We take photographs as a way to freeze moments in time and to capture the details that get blurred by our unreliable memories. There is little room for interpretation, and this is kind of the whole point.
[Dan Macnish]’s latest project, Draw This, turns reality into absurdity. It’s a Raspberry Pi-based instant camera that trades whatever passed in front of the lens for a cartoon version of same. Draw This uses neural networks to ID the objects in the frame, and then draws upon thousands of images from Google’s Quick, Draw! dataset to provide a loose interpretation via thermal printer.
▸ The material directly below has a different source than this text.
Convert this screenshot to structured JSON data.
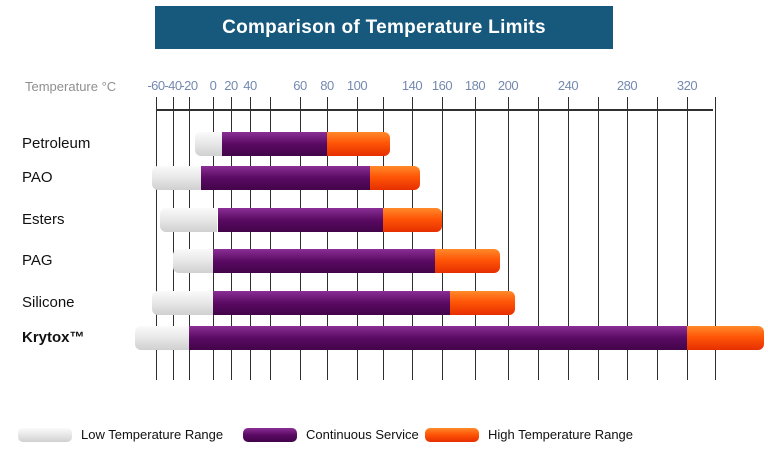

Seems to us like the perfect camera to take to DEFCON (or any other part of Las Vegas).
If you have a Raspi3, a v2 camera, and a thermal printer, you can make your own crowd-sourced, cartoonified memories using the code in [Dan]’s repo. Still into recording reality? You can use Pi cameras to see in the dark or even explore a body of water.
One of the coolest things I have seen here in a while. There are so many facets to this project from the AI, to the cardboard housing. Nicely done.
I’d like to see the original images for comparison.
> cartoon version of same. Draw This uses neural networks
Got some typos here.
Reminds me of https://hackaday.com/2012/04/25/a-camera-that-describes-a-picture-for-you/
Only this time, it’s fully AI! We’ve come a long way in the last half-decade.
now this is a cool project! I would like to see the faces of people when they see the result of their picture being taken. Really an original project!
Man, that quick-draw game is addicting.
You got that right.
quickdraw. thats a name i haven’t heard for a long time… must be macintosh system 6 and older?
Absolute genius.
This is cool… I would love to buld this and add an etch a sketch to the back of the box as an “lcd” viewfinder :-)
Why when I see this do I think I must use it for pornography?
I don’t think you’ll find usable material in the quick, draw dataset, you’d have to train it with your own material. Get to work!